The divestiture would undo much of Aon's $4.9 billion acquisition of human resources services provider Hewitt Associates in 2010, signaling the company now wants to focus more on its insurance and risk management businesses.
Aon is working with investment bank Morgan Stanley on a sale process for the unit, that has attracted interest from private equity firms, the people said on Wednesday.
Negotiations about how the unit may be carved out are complex and could take several more weeks, the sources added, cautioning that there is no certainty that Aon will decide to sell the business, which has 12-month earnings before interest, taxes, depreciation and amortization of close to $500 million.
The sources asked not to be identified because the negotiations are confidential.
"We are always exploring opportunities that enable us to accelerate innovation on behalf of our clients. Per company policy, we do not comment on rumors or speculation regarding our business," Aon said in a statement. Morgan Stanley declined to comment.
Aon shares jumped as much as 1.5 percent on the news to $114.90, giving the company a market capitalization of approximately $30 billion.

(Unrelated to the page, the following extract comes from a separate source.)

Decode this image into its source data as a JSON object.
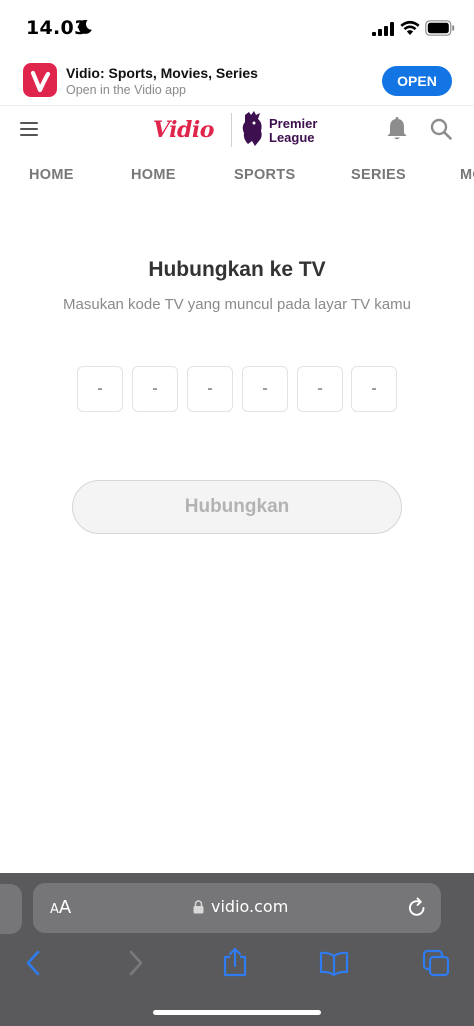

Headquartered in London, Aon is a risk management, insurance and reinsurance brokerage, and also provides human resources solutions and outsourcing services to companies in more than 120 countries.
Aon's benefits administration division facilitates the processing of claims for companies, including defined benefit, defined contribution, and health and welfare administrative services.
Private equity firms have been prolific investors in businesses that help companies cut costs by outsourcing large parts of their administrative functions, attracted by the strong cash flows that such operations can generate.
In September, Canadian pension fund manager Caisse de dépôt et placement du Québec agreed to acquire a $500 million minority stake in Sedgwick Claims Management Services Inc, a company specializing in workers' compensation that is owned by buyout firms KKR & Co LP and Stone Point Capital LLC.
In another example, private equity firm Blackstone Group LP and Singaporean sovereign wealth fund GIC invested $750 million in 2014 to obtain minority stakes in Kronos Inc, a workforce management solutions company controlled by buyout firm Hellman & Friedman LLC.